Key Points:
- VICTORIA and VICTOR and were randomized trials that evaluated vericiguat versus placebo in HFrEF patients with and without recent decompensation, respectively.
- This pre-specified pooled analysis of over 11,000 VICTOR and VICTORIA participants found that vericiguat reduced all-cause mortality, cardiovascular (CV) death, and heart failure (HF) hospitalizations.
- This benefit was most pronounced among those with a BNP ≤ 6000 pg/mL, a unique observation among HF drugs which warrants further research.
The VICTORIA trial found that vericiguat decreased the risk of CV death or HF hospitalization in HFrEF patients with a recent decompensation, leading to the FDA approval for vericiguat for this indication in 2021. More recently, the VICTOR trial assessed vericiguat in stable, ambulatory HFrEF patients without a recent hospitalization or need for intravenous diuresis. Although VICTOR did not meet its primary endpoint of CV death or HF hospitalization, it showed a significant reduction in CV death and worsening heart failure events, as well as reductions in sudden cardiac death, HF-related death, and all-cause death with vericiguat. This raises questions about the role of vericiguat across the full spectrum of HFrEF severity.
On August 30th 2025 the results of a pre-specified patient-level pooled analysis of the VICTOR and VICTORIA trials were presented at the European Society of Cardiology Congress in Madrid, Spain. The purpose of this analysis was to assess the overall efficacy and safety of vericiguat and explore heterogeneity of treatment effects.
Overall, 11,115 participants from VICTOR and VICTORIA were included. The mean age was 68 years, 24% were female, 65% were white, and the mean ejection fraction was 30%. About one-quarter had no prior HF hospitalization, and the majority of patients had ischemic cardiomyopathy. Background GDMT was robust across both trials.
Vericiguat was associated with a significant reduction in the risk of the primary composite of CV death or HF hospitalization (HR 0.91 [95% CI 0.85-0.98]; p= 0.009) as well as CV death (HR 0.89 [95% CI 0.80-0.98]; p= 0.02), with treatment effects emerging at approximately 4 months and 8 months, respectively. Vericiguat also significantly reduced the risk of HF hospitalization (HR 0.92 [95% CI 0.84-1.00]; p= 0.04) and all-cause death (HR 0.90 [95% CI 0.82-0.99]; p= 0.03).

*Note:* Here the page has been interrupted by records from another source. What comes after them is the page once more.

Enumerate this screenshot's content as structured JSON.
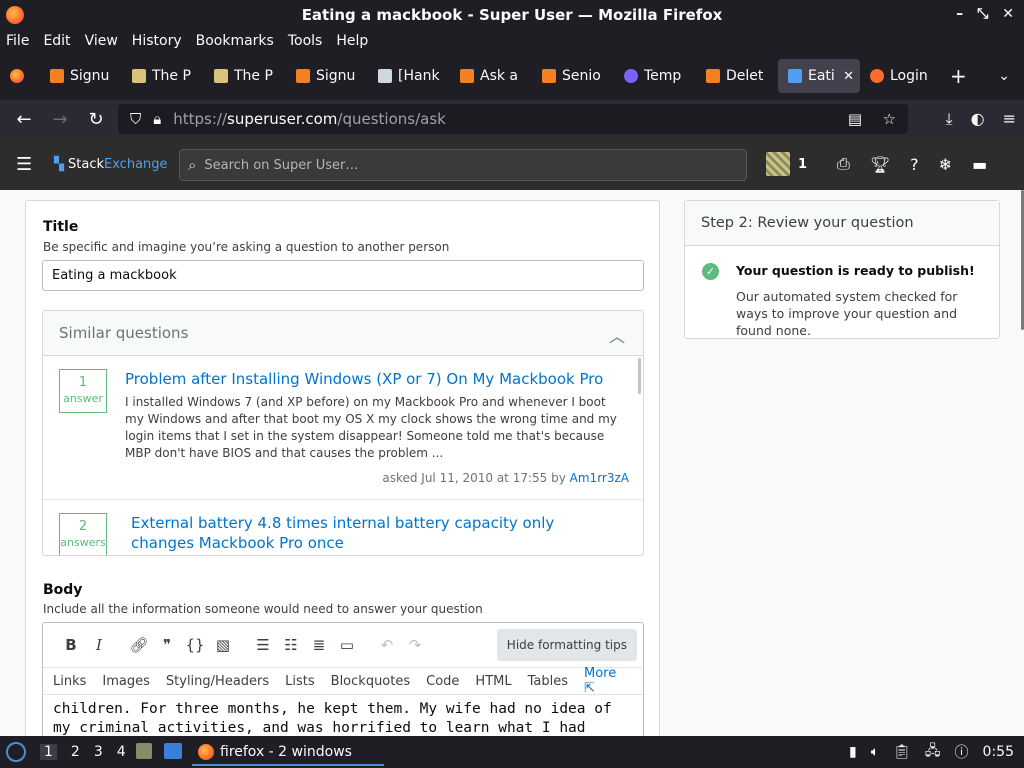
{
  "window": {
    "title": "Eating a mackbook - Super User — Mozilla Firefox"
  },
  "menu": [
    "File",
    "Edit",
    "View",
    "History",
    "Bookmarks",
    "Tools",
    "Help"
  ],
  "tabs": [
    {
      "label": "Signu",
      "color": "#f48024"
    },
    {
      "label": "The P",
      "color": "#d9c27a"
    },
    {
      "label": "The P",
      "color": "#d9c27a"
    },
    {
      "label": "Signu",
      "color": "#f48024"
    },
    {
      "label": "[Hank",
      "color": "#cfd8dc"
    },
    {
      "label": "Ask a",
      "color": "#f48024"
    },
    {
      "label": "Senio",
      "color": "#f48024"
    },
    {
      "label": "Temp",
      "color": "#7b61ff"
    },
    {
      "label": "Delet",
      "color": "#f48024"
    },
    {
      "label": "Eati",
      "color": "#4e9ff2",
      "active": true
    },
    {
      "label": "Login",
      "color": "#ff6b28"
    }
  ],
  "url": {
    "prefix": "https://",
    "host": "superuser.com",
    "path": "/questions/ask"
  },
  "se": {
    "brand_stack": "Stack",
    "brand_exchange": "Exchange",
    "search_placeholder": "Search on Super User…",
    "rep": "1"
  },
  "form": {
    "title_label": "Title",
    "title_hint": "Be specific and imagine you’re asking a question to another person",
    "title_value": "Eating a mackbook",
    "similar_header": "Similar questions",
    "similar": [
      {
        "count": "1",
        "unit": "answer",
        "title": "Problem after Installing Windows (XP or 7) On My Mackbook Pro",
        "excerpt": "I installed Windows 7 (and XP before) on my Mackbook Pro and whenever I boot my Windows and after that boot my OS X my clock shows the wrong time and my login items that I set in the system disappear! Someone told me that's because MBP don't have BIOS and that causes the problem ...",
        "meta": "asked Jul 11, 2010 at 17:55 by",
        "author": "Am1rr3zA"
      },
      {
        "count": "2",
        "unit": "answers",
        "title": "External battery 4.8 times internal battery capacity only changes Mackbook Pro once"
      }
    ],
    "body_label": "Body",
    "body_hint": "Include all the information someone would need to answer your question",
    "hide_tips": "Hide formatting tips",
    "tips": [
      "Links",
      "Images",
      "Styling/Headers",
      "Lists",
      "Blockquotes",
      "Code",
      "HTML",
      "Tables"
    ],
    "tips_more": "More",
    "body_line1": "children. For three months, he kept them. My wife had no idea of",
    "body_line2": "my criminal activities, and was horrified to learn what I had"
  },
  "review": {
    "header": "Step 2: Review your question",
    "ready": "Your question is ready to publish!",
    "desc": "Our automated system checked for ways to improve your question and found none."
  },
  "taskbar": {
    "workspaces": [
      "1",
      "2",
      "3",
      "4"
    ],
    "app": "firefox - 2 windows",
    "clock": "0:55"
  }
}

There was no evidence of treatment by trial interaction. The only heterogenous treatment effect identified was for baseline NT-proBNP level: benefits appeared to be concentrated among those with baseline levels ≤ 6000 pg/mL. It should be noted that this threshold was used as an exclusion criteria in VICTOR based on a similar signal in VICTORIA. This interaction has not been observed with other HF drugs, though baseline levels were not routinely measured in older trials.
Dr. Javed Butler MD, MPH, MBA of the University and Mississippi and Baylor Scott and White Health, concluded: “Vericiguat’s benefit on clinical outcomes and favorable tolerability and safety profile offers an additional therapeutic option for the management of patients across the spectrum of HFrEF.”